Лиля выбежала перед камерой, пробормотала: "Тридцать девять, сто сорок семь. Дубль первый" и щелкнула хлопушкой с прилепленными к ней бумажками.
Я отключился от всего, что мешало мне сосредоточиться, видел только ярко-алый рот Миланы и ее потрясающие глаза в обрамлении пушистых ресниц. Вдруг ощутил себя настоящим актером и мужественно сносил удары по башке пепельницей.

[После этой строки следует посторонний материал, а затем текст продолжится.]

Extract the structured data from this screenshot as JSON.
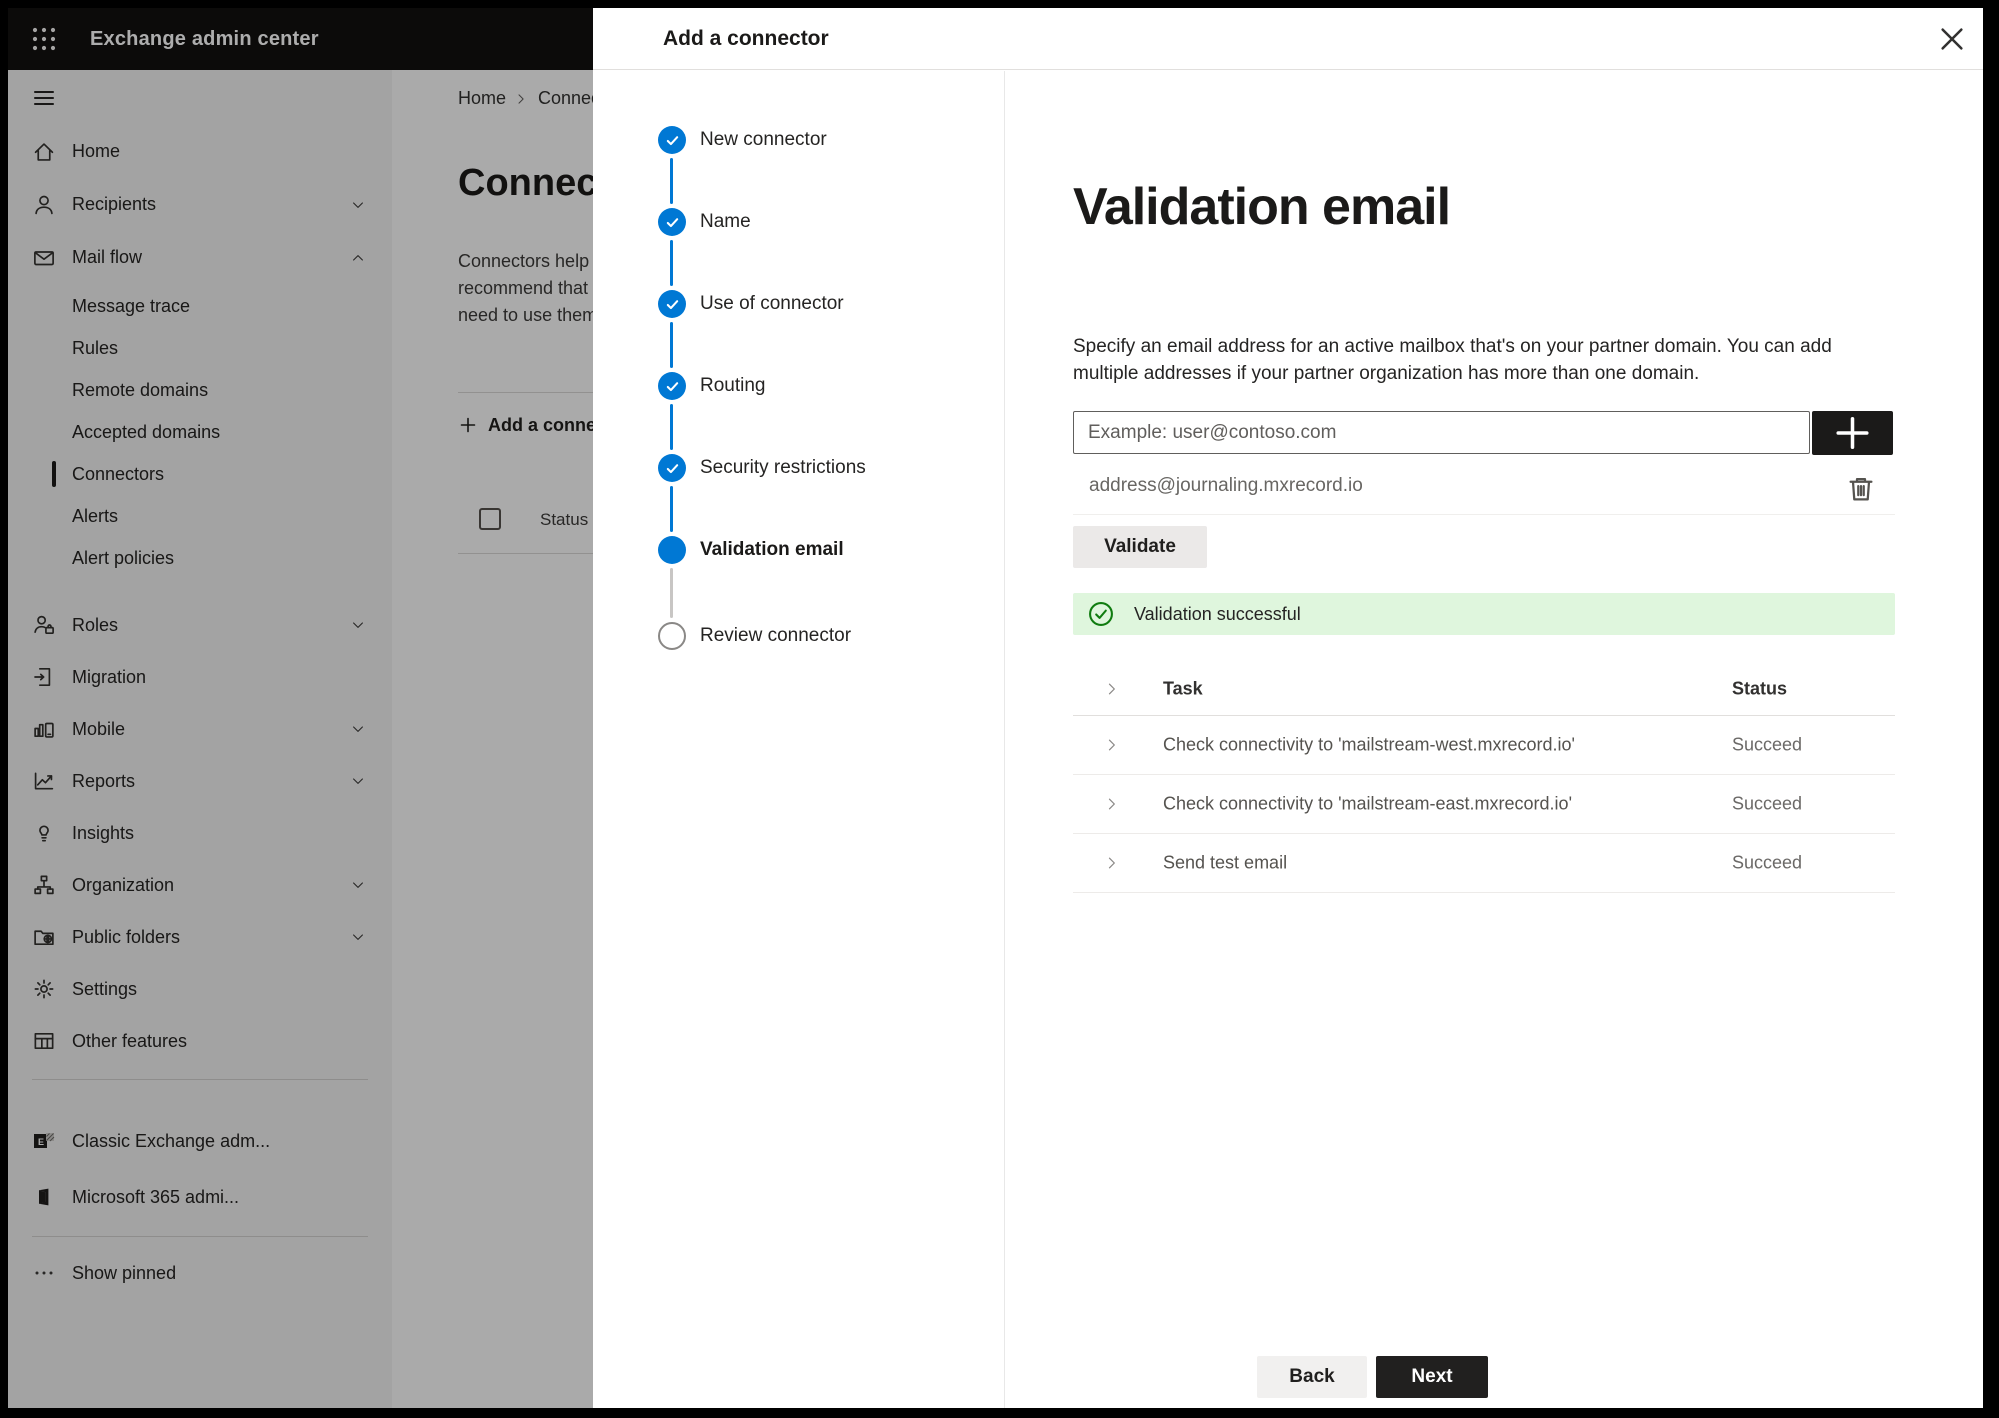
{
  "header": {
    "title": "Exchange admin center"
  },
  "sidebar": {
    "items": [
      {
        "kind": "top",
        "label": "Home",
        "icon": "home-icon"
      },
      {
        "kind": "top",
        "label": "Recipients",
        "icon": "person-icon",
        "chevron": "down"
      },
      {
        "kind": "top",
        "label": "Mail flow",
        "icon": "mail-icon",
        "chevron": "up"
      },
      {
        "kind": "sub",
        "label": "Message trace"
      },
      {
        "kind": "sub",
        "label": "Rules"
      },
      {
        "kind": "sub",
        "label": "Remote domains"
      },
      {
        "kind": "sub",
        "label": "Accepted domains"
      },
      {
        "kind": "sub",
        "label": "Connectors",
        "selected": true
      },
      {
        "kind": "sub",
        "label": "Alerts"
      },
      {
        "kind": "sub",
        "label": "Alert policies"
      },
      {
        "kind": "top",
        "label": "Roles",
        "icon": "roles-icon",
        "chevron": "down"
      },
      {
        "kind": "top",
        "label": "Migration",
        "icon": "migration-icon"
      },
      {
        "kind": "top",
        "label": "Mobile",
        "icon": "mobile-icon",
        "chevron": "down"
      },
      {
        "kind": "top",
        "label": "Reports",
        "icon": "reports-icon",
        "chevron": "down"
      },
      {
        "kind": "top",
        "label": "Insights",
        "icon": "insights-icon"
      },
      {
        "kind": "top",
        "label": "Organization",
        "icon": "organization-icon",
        "chevron": "down"
      },
      {
        "kind": "top",
        "label": "Public folders",
        "icon": "public-folders-icon",
        "chevron": "down"
      },
      {
        "kind": "top",
        "label": "Settings",
        "icon": "settings-icon"
      },
      {
        "kind": "top",
        "label": "Other features",
        "icon": "other-features-icon"
      },
      {
        "kind": "divider"
      },
      {
        "kind": "top",
        "label": "Classic Exchange adm...",
        "icon": "classic-exchange-icon"
      },
      {
        "kind": "top",
        "label": "Microsoft 365 admi...",
        "icon": "m365-icon"
      },
      {
        "kind": "divider"
      },
      {
        "kind": "top",
        "label": "Show pinned",
        "icon": "ellipsis-icon"
      }
    ]
  },
  "background": {
    "breadcrumb": {
      "home": "Home",
      "current": "Connectors"
    },
    "title": "Connectors",
    "description_lines": [
      "Connectors help control the flow of email messages to and",
      "recommend that you first check to see whether you",
      "need to use them for your organization before"
    ],
    "add_button_label": "Add a connector",
    "status_header": "Status"
  },
  "modal": {
    "title": "Add a connector",
    "wizard": {
      "steps": [
        {
          "label": "New connector",
          "state": "done"
        },
        {
          "label": "Name",
          "state": "done"
        },
        {
          "label": "Use of connector",
          "state": "done"
        },
        {
          "label": "Routing",
          "state": "done"
        },
        {
          "label": "Security restrictions",
          "state": "done"
        },
        {
          "label": "Validation email",
          "state": "current"
        },
        {
          "label": "Review connector",
          "state": "upcoming"
        }
      ]
    },
    "content": {
      "heading": "Validation email",
      "description_lines": [
        "Specify an email address for an active mailbox that's on your partner domain. You can add",
        "multiple addresses if your partner organization has more than one domain."
      ],
      "email_placeholder": "Example: user@contoso.com",
      "email_value": "",
      "added_address": "address@journaling.mxrecord.io",
      "validate_label": "Validate",
      "banner_text": "Validation successful",
      "table": {
        "task_header": "Task",
        "status_header": "Status",
        "rows": [
          {
            "task": "Check connectivity to 'mailstream-west.mxrecord.io'",
            "status": "Succeed"
          },
          {
            "task": "Check connectivity to 'mailstream-east.mxrecord.io'",
            "status": "Succeed"
          },
          {
            "task": "Send test email",
            "status": "Succeed"
          }
        ]
      },
      "back_label": "Back",
      "next_label": "Next"
    }
  },
  "colors": {
    "accent": "#0078d4",
    "success_bg": "#dff6dd",
    "success_icon": "#107c10"
  }
}
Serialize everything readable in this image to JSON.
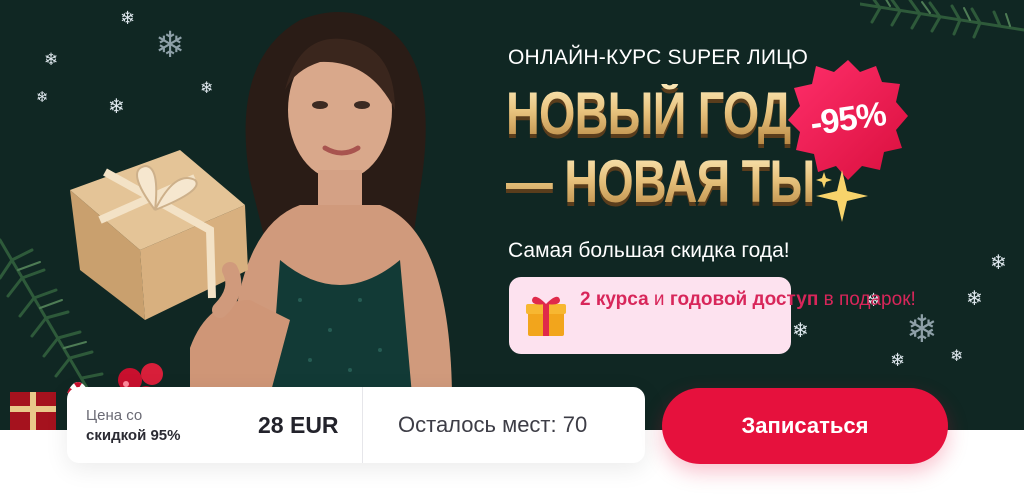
{
  "banner": {
    "eyebrow": "ОНЛАЙН-КУРС SUPER ЛИЦО",
    "headline_line1": "НОВЫЙ ГОД",
    "headline_line2": "— НОВАЯ ТЫ",
    "discount_badge": "-95%",
    "subtitle": "Самая большая скидка года!",
    "promo": {
      "icon": "gift-icon",
      "bold_1": "2 курса",
      "text_1": " и ",
      "bold_2": "годовой доступ",
      "text_2": " в подарок!"
    }
  },
  "offer": {
    "price_label_line1": "Цена со",
    "price_label_line2": "скидкой 95%",
    "price": "28 EUR",
    "seats": "Осталось мест: 70"
  },
  "cta": {
    "label": "Записаться"
  },
  "colors": {
    "background": "#102723",
    "accent": "#e6113d",
    "promo_bg": "#fde2ef",
    "promo_text": "#d8265a",
    "gold": "#e8c37e"
  }
}
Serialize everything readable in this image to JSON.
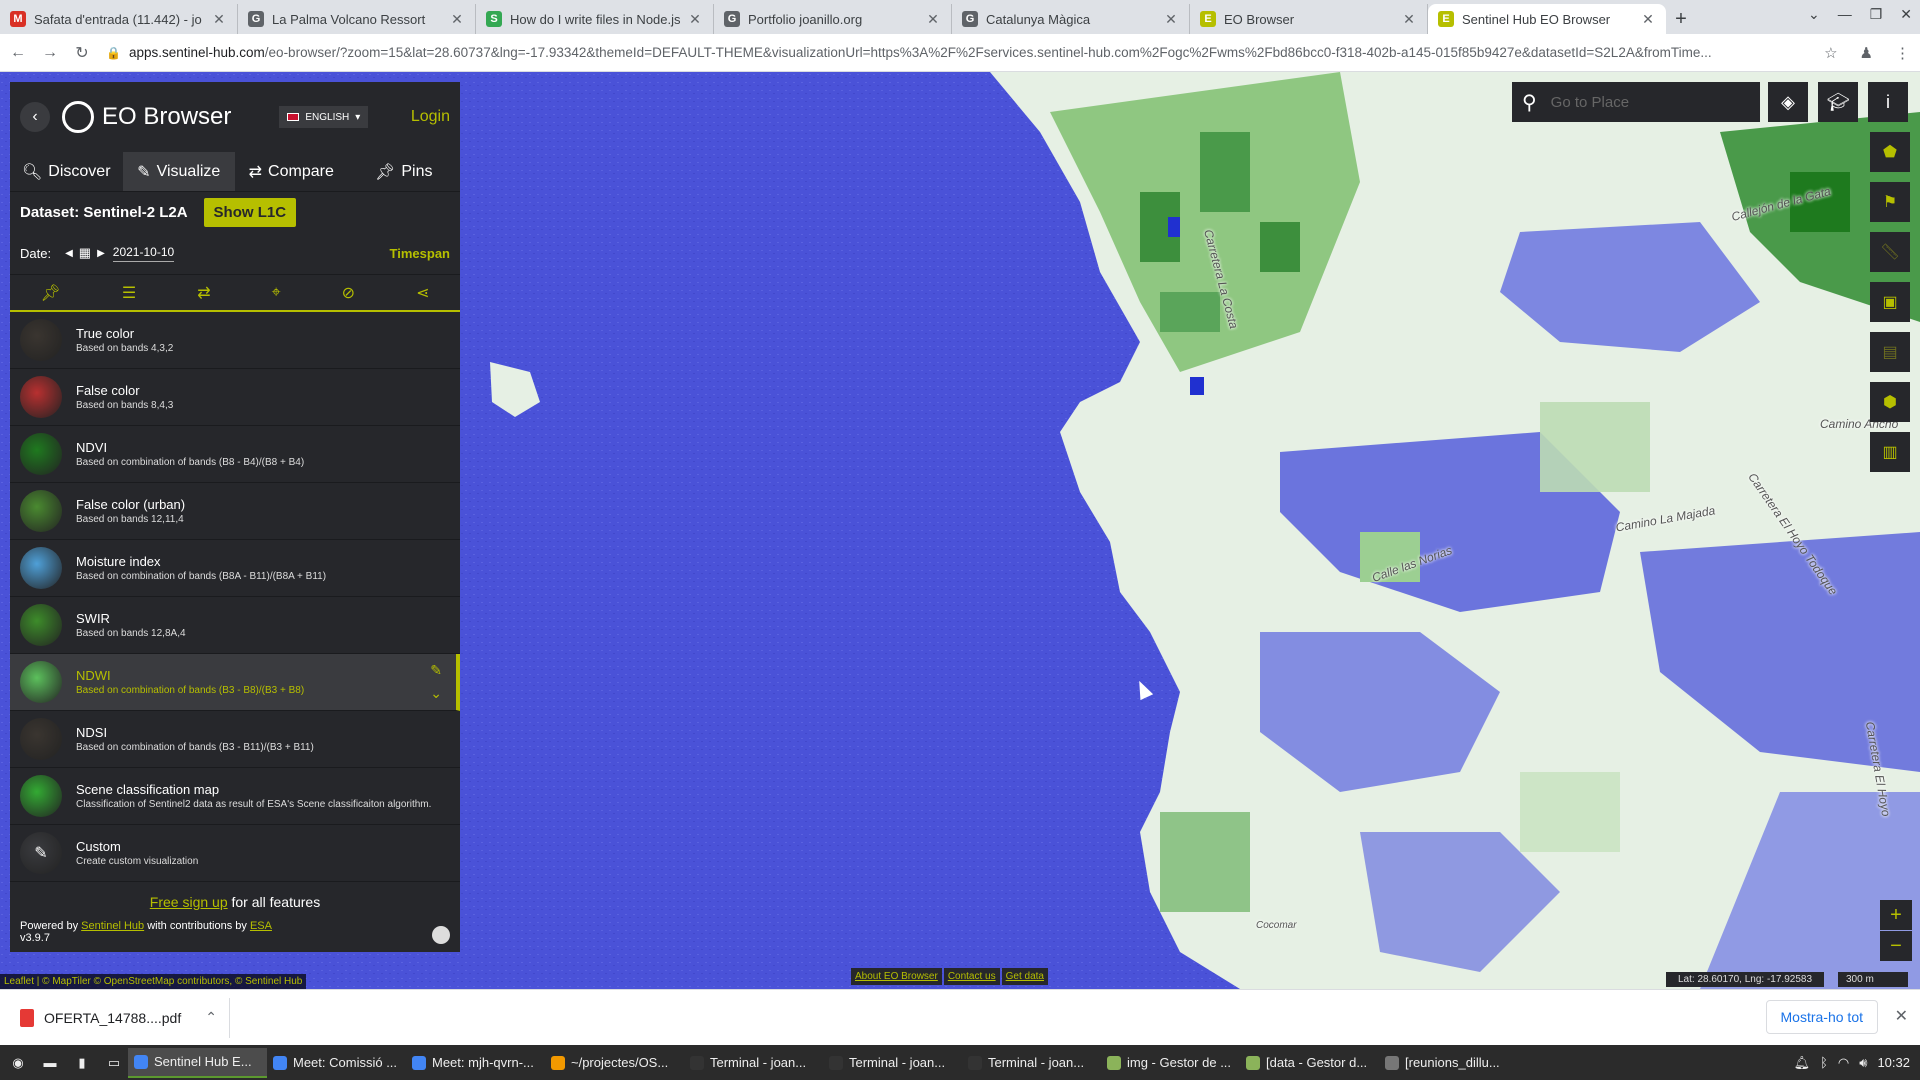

- Все! Сняли, - наконец, произнес Верхоланцев. - Молодцы.
Я взглянул в его лицо и понял, что он устал не меньше меня, но очень доволен. Он подошел ко мне, похлопал по плечу и сказал:
- Неплохо получилось. Чувствую, не ошибся я в тебе.
И расхохотался.
Я вышел из фургончика на улице, которая шла перпендикулярно той, где находился дом Екатерины. На небе засеребрился тонкий серп луны, было прохладно, я поежился. Зверски усталый, но довольным проведенным днем, я направился домой. И услышал за своей спиной громкий лай собак. Он усиливался, я ускорил шаг, уже показался заборчик, за которым виднелся дом с погасшими окнами. На улицу выкатилась свора здоровенных лохматых псов. Злобно рыча и скаля зубы, они начали медленно сжимать кольцо вокруг меня. От общей массы отделился главарь - огромный, черный ротвейлер, сильно напоминающий посланца дьявола из фильма "Омен". По моей спине потекли струйки холодного пота. Нельзя показывать страх, нельзя показывать. Я пытался взять себя в руки, успокоиться. При свете уличных фонарей глаза мерзкой псины загорелись адским огнем, он показал ослепительно белые зубы, готовясь к прыжку. Я не успевал ни перелезть через забор, ни позвать на помощь. Замерев, я ждал, когда дьявольская тварь нанесет удар. Зверь оттолкнулся от земли и прыгнул на меня, целясь в самое горло.